Наверное, примерно с такими же лозунгами в Средние века когда-то начиналось то, что чуть позже превратилось в охоту на ведьм. Костры пылали по всей Европе, Одаренных вешали, вырезали и жгли сотнями и тысячами. Все знают, кто тогда победил… но, видимо, это все-таки не повод отказаться от реванша.
В очередной раз сорвавшись на визг, Хриплый вдруг закашлялся. Долго, протяжно и гулко. Так, что это больше походило на собачий лай, чем на звук, который способна издать человеческая глотка. Когда приступ закончился, Хриплый вытер рот рукавом. Быстро, украдкой – но я все-таки успел заметить оставшиеся на ткани темные пятна.
Похоже, парень болел какой-то легочной дрянью – и болел уже давно и тяжело.
– Прекрати размахивать оружием, идиот, – негромко проговорил усатый генерал. – Или хотя бы убери палец со спуска.
– Верно подмечено, ваше превосходительство. Теперь у нас есть оружие!
Хриплый, похоже, только и ждал повода ввернуть такую фразу. Он снова поднял оружие и шагнул к генералу. Видимо, хотел напугать – а то и эффектно приставить дуло сорок пятого американского калибра ко лбу или ткнуть куда-нибудь в щеку… но так и не решился подойти вплотную. Усатый здоровяк не выглядел одним из тех, кто получал свои чины и звезды, протирая штаны в столице. Пожалуй, ему вполне хватило бы сил свернуть тощую и бледную студенческую шею прежде, чем кто-то успеет выстрелить.
Так что Хриплому оставалось только продолжать заготовленную речь.
– Оружие! – повторил он. – Не только винтовки и пушки, но и то, что раз и навсегда положит конец незаслуженному могуществу аристократов. Оружие, которым мы сможем сразиться с вами – и победить!

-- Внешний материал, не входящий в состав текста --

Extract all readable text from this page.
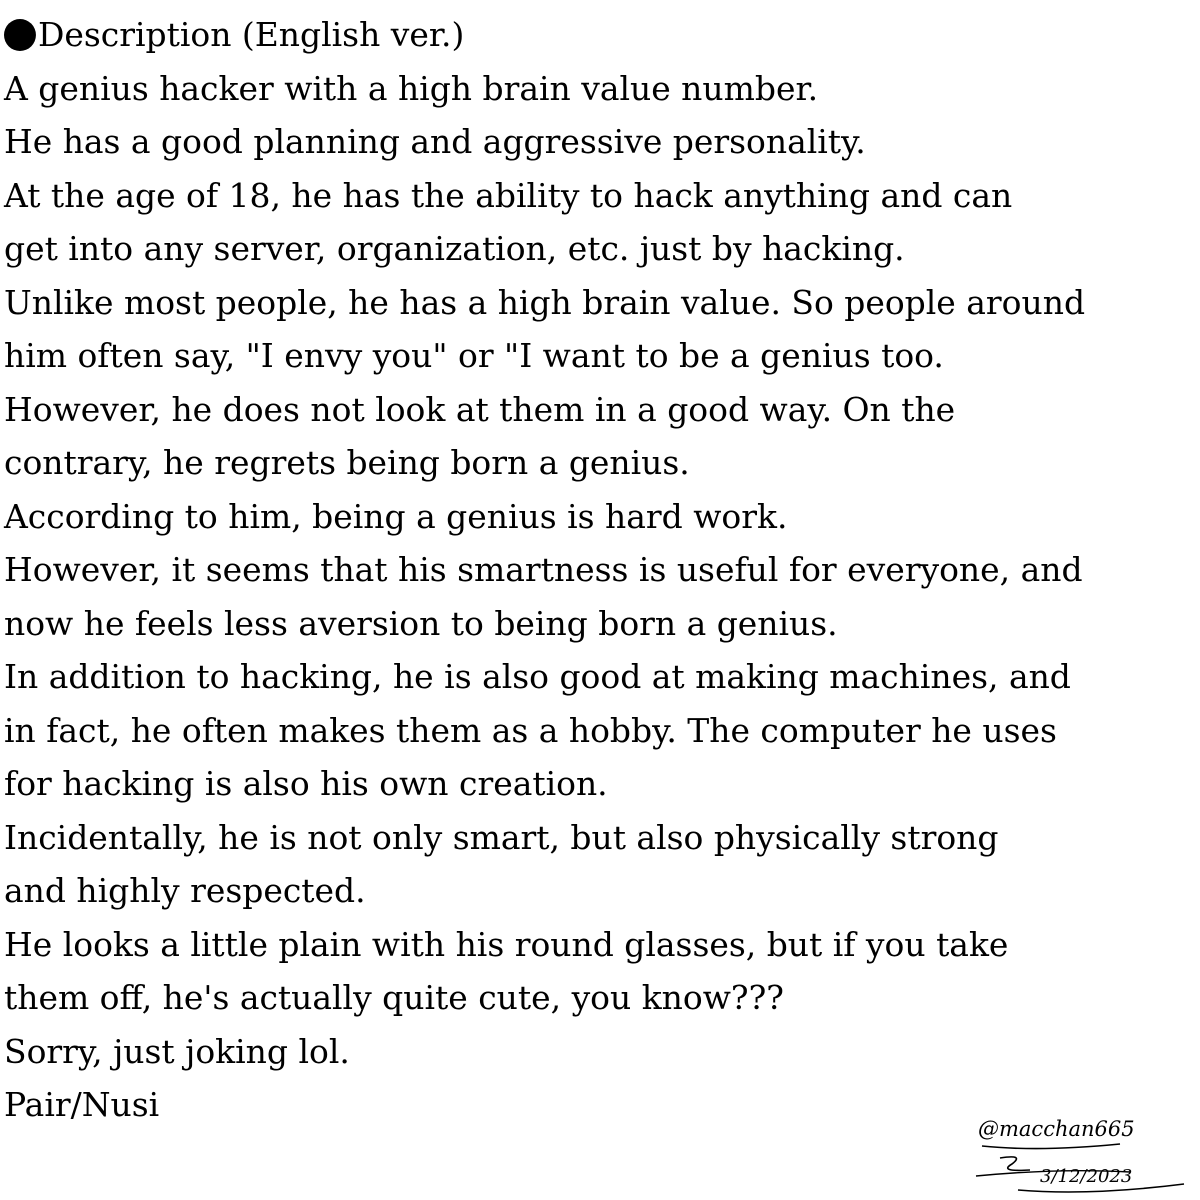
Description (English ver.)
A genius hacker with a high brain value number.
He has a good planning and aggressive personality.
At the age of 18, he has the ability to hack anything and can
get into any server, organization, etc. just by hacking.
Unlike most people, he has a high brain value. So people around
him often say, "I envy you" or "I want to be a genius too.
However, he does not look at them in a good way. On the
contrary, he regrets being born a genius.
According to him, being a genius is hard work.
However, it seems that his smartness is useful for everyone, and
now he feels less aversion to being born a genius.
In addition to hacking, he is also good at making machines, and
in fact, he often makes them as a hobby. The computer he uses
for hacking is also his own creation.
Incidentally, he is not only smart, but also physically strong
and highly respected.
He looks a little plain with his round glasses, but if you take
them off, he's actually quite cute, you know???
Sorry, just joking lol.
Pair/Nusi
@macchan665
3/12/2023
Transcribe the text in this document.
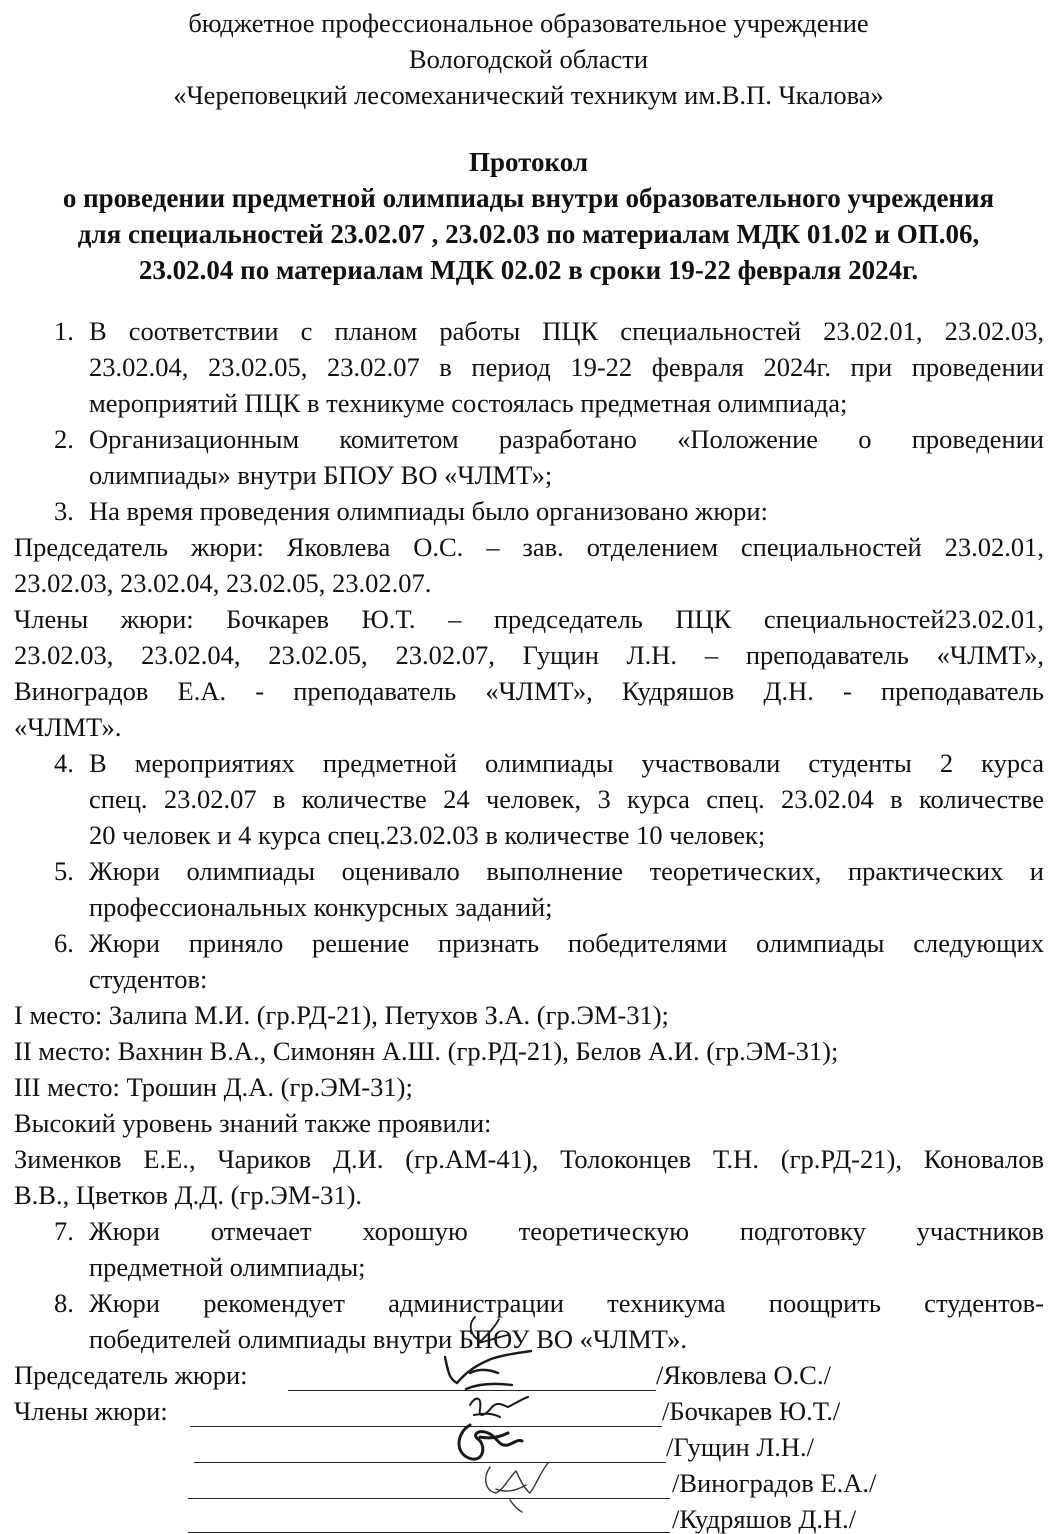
бюджетное профессиональное образовательное учреждение
Вологодской области
«Череповецкий лесомеханический техникум им.В.П. Чкалова»
Протокол
о проведении предметной олимпиады внутри образовательного учреждения
для специальностей 23.02.07 , 23.02.03 по материалам МДК 01.02 и ОП.06,
23.02.04 по материалам МДК 02.02 в сроки 19-22 февраля 2024г.
1. В соответствии с планом работы ПЦК специальностей 23.02.01, 23.02.03,
23.02.04, 23.02.05, 23.02.07 в период 19-22 февраля 2024г. при проведении
мероприятий ПЦК в техникуме состоялась предметная олимпиада;
2. Организационным комитетом разработано «Положение о проведении
олимпиады» внутри БПОУ ВО «ЧЛМТ»;
3. На время проведения олимпиады было организовано жюри:
Председатель жюри: Яковлева О.С. – зав. отделением специальностей 23.02.01,
23.02.03, 23.02.04, 23.02.05, 23.02.07.
Члены жюри: Бочкарев Ю.Т. – председатель ПЦК специальностей23.02.01,
23.02.03, 23.02.04, 23.02.05, 23.02.07, Гущин Л.Н. – преподаватель «ЧЛМТ»,
Виноградов Е.А. - преподаватель «ЧЛМТ», Кудряшов Д.Н. - преподаватель
«ЧЛМТ».
4. В мероприятиях предметной олимпиады участвовали студенты 2 курса
спец. 23.02.07 в количестве 24 человек, 3 курса спец. 23.02.04 в количестве
20 человек и 4 курса спец.23.02.03 в количестве 10 человек;
5. Жюри олимпиады оценивало выполнение теоретических, практических и
профессиональных конкурсных заданий;
6. Жюри приняло решение признать победителями олимпиады следующих
студентов:
I место: Залипа М.И. (гр.РД-21), Петухов З.А. (гр.ЭМ-31);
II место: Вахнин В.А., Симонян А.Ш. (гр.РД-21), Белов А.И. (гр.ЭМ-31);
III место: Трошин Д.А. (гр.ЭМ-31);
Высокий уровень знаний также проявили:
Зименков Е.Е., Чариков Д.И. (гр.АМ-41), Толоконцев Т.Н. (гр.РД-21), Коновалов
В.В., Цветков Д.Д. (гр.ЭМ-31).
7. Жюри отмечает хорошую теоретическую подготовку участников
предметной олимпиады;
8. Жюри рекомендует администрации техникума поощрить студентов-
победителей олимпиады внутри БПОУ ВО «ЧЛМТ».
Председатель жюри:	/Яковлева О.С./
Члены жюри:	/Бочкарев Ю.Т./
/Гущин Л.Н./
/Виноградов Е.А./
/Кудряшов Д.Н./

Видимо, та самая «глушилка» в сумке. И правда, штука пострашнее сотни пушек.
Закончив фразу криком, Хриплый взял паузу. То ли для пущего эффекта, то ли просто отдышаться. Судя по красным пятнам на щеках и взмокшему лбу, говорить ему становилось все труднее. Ощущение собственной важности пьянило парня, придавало сил – но и они понемногу заканчивались. Как и время: я уже слышал завывающие где-то на улице полицейские сирены.
– Но мы не хотим войны. Нам не нужны смерти, не нужно больше лить кровь. Дайте народу то, что мы просим, – и все закончится здесь и сейчас!
Хриплый, похоже, тоже успел смекнуть, что уже скоро здесь станет горячо, и затараторил быстрее, спеша закруглиться. Речь близилась к логическому завершению – с которого, пожалуй, скорее стоило начать.
– Мы желаем, чтобы наши требования были переданы государыне императрице. В изначальном смысле и полном объеме. Кто-нибудь готов… записать их?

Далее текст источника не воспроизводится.